Ткань дней то провисала, то натягивалась – наполненная работой, беготней, сидением в библиотеке и семинарами. Иногда казалось, что летние дни тянутся бесконечно душно, и каждый такой день вмещал в себя тысячи вселенных. А иногда все убыстрялось – и чудилось, что ты только и делаешь, что бежишь-бежишь без отдыха и остановки.

Утро, в которое из Москвы приехал папа, было как раз таким – тягучим, сродни вечности.

Летом в шесть утра Вена еще похожа на город, в котором можно жить, – плотная духота еще не навалилась на тебя, и воздух можно пить прохладными глотками, потому что он пахнет глицинией, липовым цветом и свежей клубникой с рынка, дешевой, когда думаешь: нужно есть от пуза, чтоб было плохо. Чтоб на весь год. Чтоб как никогда в жизни. Культурный шок наоборот – летние рыночные лотки в Вене, покрытые эверестами клубники. Равнодушные к этой красоте веселые и горластые рыночные торговцы зачерпывают огромным совком, не заботясь о том, что он врезается прямо в красную плоть. Ссыпают размашисто в кулек, сквозь пергамент которого просачивается сок израненного бока.

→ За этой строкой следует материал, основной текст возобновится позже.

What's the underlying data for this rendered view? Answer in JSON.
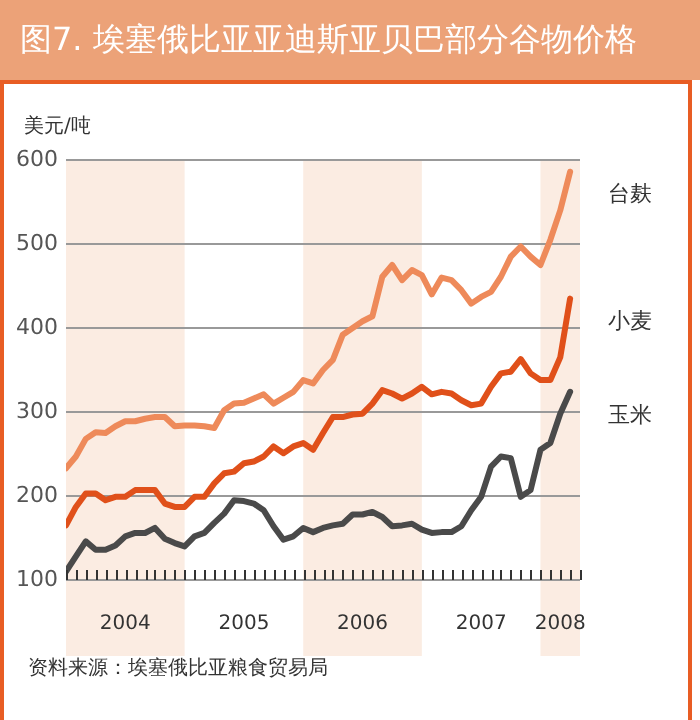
{
  "chart_data": {
    "type": "line",
    "title": "图7. 埃塞俄比亚亚迪斯亚贝巴部分谷物价格",
    "ylabel": "美元/吨",
    "annotations": [
      "资料来源：埃塞俄比亚粮食贸易局"
    ],
    "x": [
      "2004-01",
      "2004-02",
      "2004-03",
      "2004-04",
      "2004-05",
      "2004-06",
      "2004-07",
      "2004-08",
      "2004-09",
      "2004-10",
      "2004-11",
      "2004-12",
      "2005-01",
      "2005-02",
      "2005-03",
      "2005-04",
      "2005-05",
      "2005-06",
      "2005-07",
      "2005-08",
      "2005-09",
      "2005-10",
      "2005-11",
      "2005-12",
      "2006-01",
      "2006-02",
      "2006-03",
      "2006-04",
      "2006-05",
      "2006-06",
      "2006-07",
      "2006-08",
      "2006-09",
      "2006-10",
      "2006-11",
      "2006-12",
      "2007-01",
      "2007-02",
      "2007-03",
      "2007-04",
      "2007-05",
      "2007-06",
      "2007-07",
      "2007-08",
      "2007-09",
      "2007-10",
      "2007-11",
      "2007-12",
      "2008-01",
      "2008-02",
      "2008-03",
      "2008-04"
    ],
    "series": [
      {
        "name": "台麸",
        "color": "#ee8a5a",
        "values": [
          233,
          247,
          268,
          276,
          275,
          283,
          289,
          289,
          292,
          294,
          294,
          283,
          284,
          284,
          283,
          281,
          302,
          310,
          311,
          316,
          321,
          310,
          317,
          324,
          338,
          334,
          350,
          362,
          392,
          400,
          408,
          414,
          461,
          475,
          457,
          469,
          463,
          440,
          460,
          457,
          445,
          429,
          437,
          443,
          461,
          485,
          497,
          485,
          475,
          505,
          540,
          586
        ]
      },
      {
        "name": "小麦",
        "color": "#e0501a",
        "values": [
          165,
          187,
          203,
          203,
          195,
          199,
          199,
          207,
          207,
          207,
          191,
          187,
          187,
          199,
          199,
          215,
          227,
          229,
          239,
          241,
          247,
          259,
          251,
          259,
          263,
          255,
          275,
          294,
          294,
          297,
          298,
          310,
          326,
          322,
          316,
          322,
          330,
          321,
          324,
          322,
          314,
          308,
          310,
          330,
          346,
          348,
          363,
          346,
          338,
          338,
          365,
          435
        ]
      },
      {
        "name": "玉米",
        "color": "#4a4a4a",
        "values": [
          110,
          128,
          146,
          136,
          136,
          141,
          152,
          156,
          156,
          162,
          149,
          144,
          140,
          152,
          156,
          168,
          179,
          195,
          194,
          191,
          183,
          164,
          148,
          152,
          162,
          157,
          162,
          165,
          167,
          178,
          178,
          181,
          175,
          164,
          165,
          167,
          160,
          156,
          157,
          157,
          164,
          183,
          199,
          235,
          247,
          245,
          199,
          207,
          255,
          263,
          298,
          324
        ]
      }
    ],
    "xlim": [
      "2004-01",
      "2008-05"
    ],
    "xticks": [
      {
        "value": "2004-01",
        "label": null
      },
      {
        "value": "2004-02",
        "label": null
      },
      {
        "value": "2004-03",
        "label": null
      },
      {
        "value": "2004-04",
        "label": null
      },
      {
        "value": "2004-05",
        "label": null
      },
      {
        "value": "2004-06",
        "label": null
      },
      {
        "value": "2004-07",
        "label": "2004"
      },
      {
        "value": "2004-08",
        "label": null
      },
      {
        "value": "2004-09",
        "label": null
      },
      {
        "value": "2004-10",
        "label": null
      },
      {
        "value": "2004-11",
        "label": null
      },
      {
        "value": "2004-12",
        "label": null
      },
      {
        "value": "2005-01",
        "label": null
      },
      {
        "value": "2005-02",
        "label": null
      },
      {
        "value": "2005-03",
        "label": null
      },
      {
        "value": "2005-04",
        "label": null
      },
      {
        "value": "2005-05",
        "label": null
      },
      {
        "value": "2005-06",
        "label": null
      },
      {
        "value": "2005-07",
        "label": "2005"
      },
      {
        "value": "2005-08",
        "label": null
      },
      {
        "value": "2005-09",
        "label": null
      },
      {
        "value": "2005-10",
        "label": null
      },
      {
        "value": "2005-11",
        "label": null
      },
      {
        "value": "2005-12",
        "label": null
      },
      {
        "value": "2006-01",
        "label": null
      },
      {
        "value": "2006-02",
        "label": null
      },
      {
        "value": "2006-03",
        "label": null
      },
      {
        "value": "2006-04",
        "label": null
      },
      {
        "value": "2006-05",
        "label": null
      },
      {
        "value": "2006-06",
        "label": null
      },
      {
        "value": "2006-07",
        "label": "2006"
      },
      {
        "value": "2006-08",
        "label": null
      },
      {
        "value": "2006-09",
        "label": null
      },
      {
        "value": "2006-10",
        "label": null
      },
      {
        "value": "2006-11",
        "label": null
      },
      {
        "value": "2006-12",
        "label": null
      },
      {
        "value": "2007-01",
        "label": null
      },
      {
        "value": "2007-02",
        "label": null
      },
      {
        "value": "2007-03",
        "label": null
      },
      {
        "value": "2007-04",
        "label": null
      },
      {
        "value": "2007-05",
        "label": null
      },
      {
        "value": "2007-06",
        "label": null
      },
      {
        "value": "2007-07",
        "label": "2007"
      },
      {
        "value": "2007-08",
        "label": null
      },
      {
        "value": "2007-09",
        "label": null
      },
      {
        "value": "2007-10",
        "label": null
      },
      {
        "value": "2007-11",
        "label": null
      },
      {
        "value": "2007-12",
        "label": null
      },
      {
        "value": "2008-01",
        "label": null
      },
      {
        "value": "2008-02",
        "label": null
      },
      {
        "value": "2008-03",
        "label": "2008"
      },
      {
        "value": "2008-04",
        "label": null
      },
      {
        "value": "2008-05",
        "label": null
      }
    ],
    "ylim": [
      100,
      600
    ],
    "yticks": [
      100,
      200,
      300,
      400,
      500,
      600
    ],
    "bands": [
      {
        "axis": "x",
        "from": "2004-01",
        "to": "2005-01",
        "color": "#fbece2"
      },
      {
        "axis": "x",
        "from": "2006-01",
        "to": "2007-01",
        "color": "#fbece2"
      },
      {
        "axis": "x",
        "from": "2008-01",
        "to": "2008-05",
        "color": "#fbece2"
      }
    ],
    "grid": "y",
    "marker": "none",
    "line_style": "solid"
  }
}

Я всегда завидовала отмеченным клубникой пронзительной детской завистью. Завистливо смотрела на бабушек в электричке: на голове – застиранные платки, в узловатых руках – берестяные лукошки, из которых нестерпимым блеском лезли красные бока с вмятинами желтых семечек. Мечтала, что когда-нибудь – от пуза.

1 ... 33 34 35 ... 72
Перейти на страницу:
Комментарии и отзывы (0) к книге "Межсезонье - Дарья Вернер"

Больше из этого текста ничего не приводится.